I received a couple of excellent questions/concerns about CI in a comment from Roger that I will try to address.

“How about human testing/QA? If team or feature branches are used, the QA department has a chance testing PBIs isolated before integrating with mainline which, hopefully, leads to more stable mainline.”

Ideally the QA department should not concern itself with testing in the traditional sense. The roll of the QA department, in my point of view, is to support the development teams by improving on the testing tools, maintain resources required to do automatic testing, help to improve strategies, etc. QA should concern itself with making sure that the process works, that the tests get run, that the tests are sound. They should do very little testing themselves.

All tests should be automated. Not only unit tests, but integration tests, load tests and acceptance tests as well.

That was an intentional lie. There are two types of tests humans should do and that can be performed by the QA-department:

  • Exploratory testing
  • Verification of aesthetics

However, nothing specifies that these activities must be done in isolation. I would prefer that the test-specialists worked in the design-teams and performed the testing together with the design team.

CI requires another thing: Every designer should be able to run most of the tests themselves from their local copy.

If you do work that likely has a big impact on the system, run some smoke-integration-tests first, before you commit to main.

Along-side or prior to a new feature is being developed, automated function tests and acceptance tests should be written. Obviously they will fail until the feature is complete. You don’t want these new tests from halting the build/deployment. So you will need some kind of mechanism that allows the developers to test against these acceptance tests but preventing someone turning the feature on. If your testing framework and CI-engine doesn’t allow you to easily exclude tests that are expected to fail, I could agree to put the test code on a “feature branch”. The reason I would allow this, is because tests, if correctly written are completely isolated and require no integration.

If you have commits that keep breaking main in a show stopping fashion, then you have the wrong set of tests and the wrong mindset. CI requires discipline; more so in the daily work than waterfall. Because you will be called on it every time you slip and break something. In waterfall, you get away with doing the wrong things for much longer, until it comes to crunch time and all the ugliness becomes apparent – or worse, does not show it self until it is running in the customers’ systems, causing havoc.

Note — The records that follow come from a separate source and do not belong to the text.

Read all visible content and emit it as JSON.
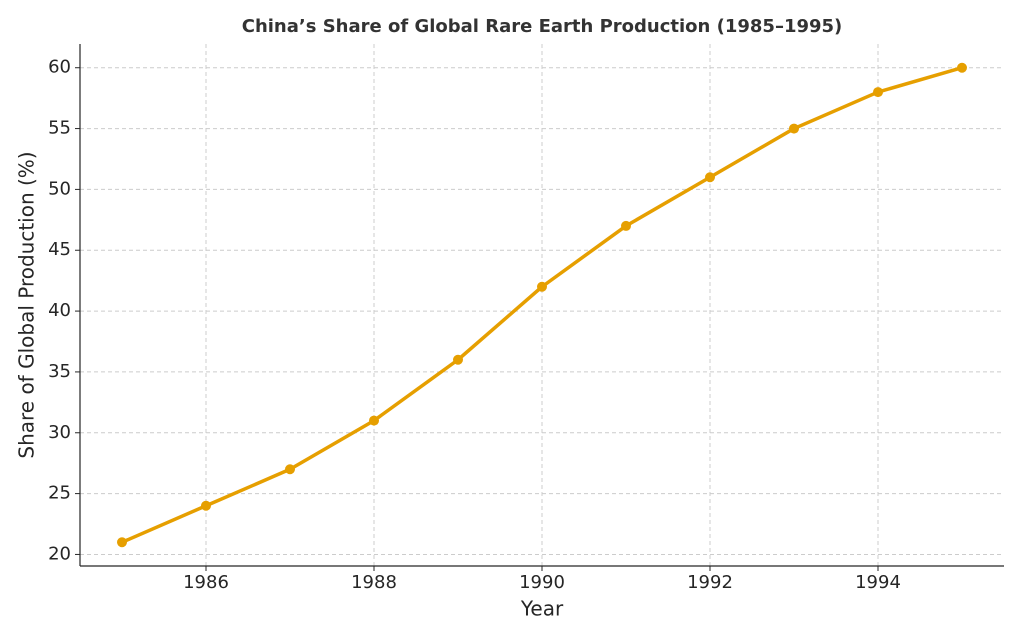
{
  "chart_data": {
    "type": "line",
    "title": "China’s Share of Global Rare Earth Production (1985–1995)",
    "x_label": "Year",
    "y_label": "Share of Global Production (%)",
    "x": [
      1985,
      1986,
      1987,
      1988,
      1989,
      1990,
      1991,
      1992,
      1993,
      1994,
      1995
    ],
    "series": [
      {
        "name": "China",
        "color": "#e69f00",
        "values": [
          21,
          24,
          27,
          31,
          36,
          42,
          47,
          51,
          55,
          58,
          60
        ]
      }
    ],
    "xlim": [
      1984.5,
      1995.5
    ],
    "xticks": [
      1986,
      1988,
      1990,
      1992,
      1994
    ],
    "ylim": [
      19.05,
      61.95
    ],
    "yticks": [
      20,
      25,
      30,
      35,
      40,
      45,
      50,
      55,
      60
    ],
    "grid": true,
    "legend": false
  }
}
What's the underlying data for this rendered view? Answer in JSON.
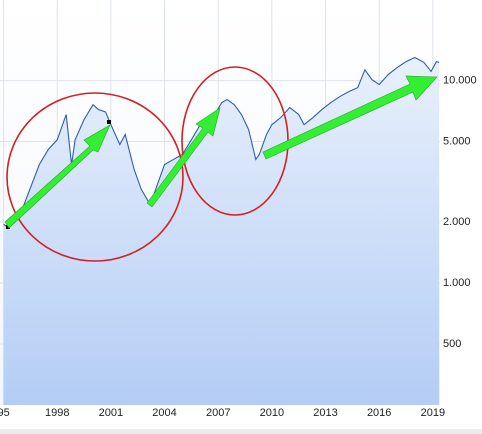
{
  "chart_data": {
    "type": "line",
    "log": true,
    "grid": true,
    "x": [
      1995.0,
      1995.2,
      1996,
      1997,
      1997.5,
      1998,
      1998.5,
      1998.8,
      1999,
      1999.5,
      2000,
      2000.3,
      2000.7,
      2001,
      2001.5,
      2001.8,
      2002.3,
      2002.7,
      2003.2,
      2003.6,
      2004,
      2004.5,
      2005,
      2005.5,
      2006,
      2006.4,
      2006.8,
      2007.2,
      2007.5,
      2007.9,
      2008.3,
      2008.7,
      2009.1,
      2009.3,
      2009.7,
      2010,
      2010.5,
      2011,
      2011.5,
      2011.8,
      2012.3,
      2012.8,
      2013.3,
      2013.8,
      2014.3,
      2014.8,
      2015.2,
      2015.6,
      2016,
      2016.5,
      2017,
      2017.5,
      2018,
      2018.5,
      2018.9,
      2019.2,
      2019.35
    ],
    "series": [
      {
        "color": "#2f5ea8",
        "values": [
          1950,
          1900,
          2260,
          3850,
          4570,
          5100,
          6800,
          3850,
          5100,
          6420,
          7600,
          7200,
          7000,
          6060,
          4830,
          5420,
          3640,
          2900,
          2440,
          3070,
          3850,
          4080,
          4320,
          5100,
          6060,
          5730,
          6800,
          7790,
          8060,
          7600,
          6800,
          5730,
          4080,
          4320,
          5420,
          6060,
          6570,
          7360,
          6800,
          6060,
          6570,
          7200,
          7790,
          8340,
          8820,
          9230,
          11300,
          10100,
          9560,
          10700,
          11600,
          12400,
          13000,
          12300,
          11100,
          12400,
          12300
        ]
      }
    ],
    "xlim": [
      1994.8,
      2019.4
    ],
    "xticks": [
      {
        "value": 1995,
        "label": "95"
      },
      1998,
      2001,
      2004,
      2007,
      2010,
      2013,
      2016,
      2019
    ],
    "ylim": [
      250,
      25000
    ],
    "yticks": [
      {
        "value": 10000,
        "label": "10.000"
      },
      {
        "value": 5000,
        "label": "5.000"
      },
      {
        "value": 2000,
        "label": "2.000"
      },
      {
        "value": 1000,
        "label": "1.000"
      },
      500
    ]
  }
}
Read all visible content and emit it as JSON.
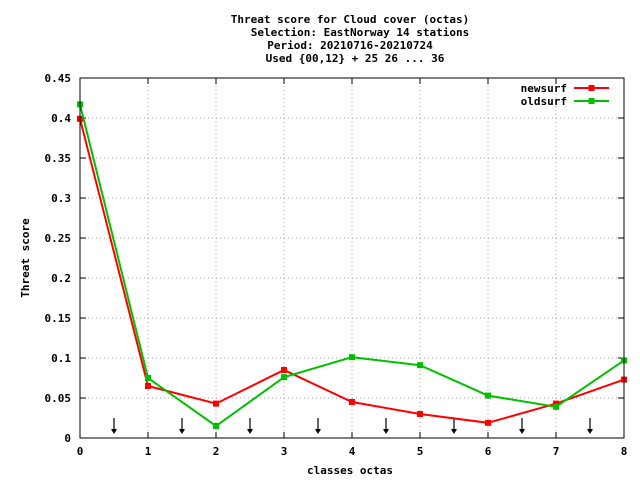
{
  "chart_data": {
    "type": "line",
    "title_lines": [
      "Threat score  for Cloud cover (octas)",
      "Selection: EastNorway     14 stations",
      "Period: 20210716-20210724",
      "Used {00,12} + 25 26 ... 36"
    ],
    "xlabel": "classes octas",
    "ylabel": "Threat score",
    "xlim": [
      0,
      8
    ],
    "ylim": [
      0,
      0.45
    ],
    "x_ticks": [
      0,
      1,
      2,
      3,
      4,
      5,
      6,
      7,
      8
    ],
    "y_ticks": [
      0,
      0.05,
      0.1,
      0.15,
      0.2,
      0.25,
      0.3,
      0.35,
      0.4,
      0.45
    ],
    "y_tick_labels": [
      "0",
      "0.05",
      "0.1",
      "0.15",
      "0.2",
      "0.25",
      "0.3",
      "0.35",
      "0.4",
      "0.45"
    ],
    "grid": true,
    "legend_position": "top-right",
    "x": [
      0,
      1,
      2,
      3,
      4,
      5,
      6,
      7,
      8
    ],
    "series": [
      {
        "name": "newsurf",
        "color": "#ff0000",
        "values": [
          0.399,
          0.065,
          0.043,
          0.085,
          0.045,
          0.03,
          0.019,
          0.043,
          0.073
        ]
      },
      {
        "name": "oldsurf",
        "color": "#00c000",
        "values": [
          0.417,
          0.075,
          0.015,
          0.076,
          0.101,
          0.091,
          0.053,
          0.039,
          0.097
        ]
      }
    ],
    "arrow_markers_x": [
      0.5,
      1.5,
      2.5,
      3.5,
      4.5,
      5.5,
      6.5,
      7.5
    ]
  }
}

“Also, if new stuff is too unstable or there has been misunderstanding about functionality, it doesn’t have to be integrated at all.”

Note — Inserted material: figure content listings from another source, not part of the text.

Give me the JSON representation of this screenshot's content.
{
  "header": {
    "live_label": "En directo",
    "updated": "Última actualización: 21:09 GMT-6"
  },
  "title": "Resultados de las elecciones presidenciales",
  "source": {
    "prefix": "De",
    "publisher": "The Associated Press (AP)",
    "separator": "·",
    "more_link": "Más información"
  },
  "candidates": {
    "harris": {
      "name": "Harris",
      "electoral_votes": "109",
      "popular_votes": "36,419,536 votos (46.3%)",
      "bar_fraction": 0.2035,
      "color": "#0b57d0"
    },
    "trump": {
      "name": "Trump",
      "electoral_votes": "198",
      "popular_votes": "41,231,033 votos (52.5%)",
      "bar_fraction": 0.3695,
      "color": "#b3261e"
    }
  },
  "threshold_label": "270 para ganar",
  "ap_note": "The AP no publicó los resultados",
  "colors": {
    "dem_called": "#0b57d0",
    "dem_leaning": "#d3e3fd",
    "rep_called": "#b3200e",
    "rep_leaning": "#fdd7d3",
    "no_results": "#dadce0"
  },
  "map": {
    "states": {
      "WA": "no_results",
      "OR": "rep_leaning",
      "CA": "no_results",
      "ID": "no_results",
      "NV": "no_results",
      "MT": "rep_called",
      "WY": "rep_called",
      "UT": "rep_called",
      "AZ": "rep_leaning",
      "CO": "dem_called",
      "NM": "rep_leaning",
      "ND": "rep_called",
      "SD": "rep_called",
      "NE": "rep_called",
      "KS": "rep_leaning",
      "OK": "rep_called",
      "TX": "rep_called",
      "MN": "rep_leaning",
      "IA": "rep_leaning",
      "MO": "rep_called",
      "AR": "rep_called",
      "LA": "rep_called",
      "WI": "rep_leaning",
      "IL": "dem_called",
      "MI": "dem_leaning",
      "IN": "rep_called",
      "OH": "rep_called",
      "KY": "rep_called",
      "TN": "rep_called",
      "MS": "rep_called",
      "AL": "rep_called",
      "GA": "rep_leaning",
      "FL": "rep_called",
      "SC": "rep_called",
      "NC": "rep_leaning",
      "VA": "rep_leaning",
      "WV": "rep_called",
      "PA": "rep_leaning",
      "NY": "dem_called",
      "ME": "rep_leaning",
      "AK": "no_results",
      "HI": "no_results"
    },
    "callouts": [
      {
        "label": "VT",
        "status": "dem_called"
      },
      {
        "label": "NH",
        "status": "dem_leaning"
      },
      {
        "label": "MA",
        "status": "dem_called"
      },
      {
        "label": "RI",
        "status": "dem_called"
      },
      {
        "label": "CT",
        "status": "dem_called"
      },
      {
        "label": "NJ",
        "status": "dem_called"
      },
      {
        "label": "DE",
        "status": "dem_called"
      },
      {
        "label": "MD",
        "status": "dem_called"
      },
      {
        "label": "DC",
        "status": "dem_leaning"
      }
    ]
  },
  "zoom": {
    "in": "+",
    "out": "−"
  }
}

If there are uncertainties: discus, do pretotypes (pretotyping.org/), do internal demos. If a commit breaks the build, undo it. Also, new features should have a feature lock preventing them from showing up in the delivered product until the full feature is completed and ready for market. Large features may take months to develop to completion. Should you hold of the integration for that long? Of course not! Even if there are concerns with CI, the benefits exceed the drawbacks many times over.

You will have issues with CI and it will have drawbacks, but the alternative is far worse. So even if you don’t feel that I have addressed the stated concerns in a successful way, I would still argue that these concerns are considerably small compared to the issues that CI do solve.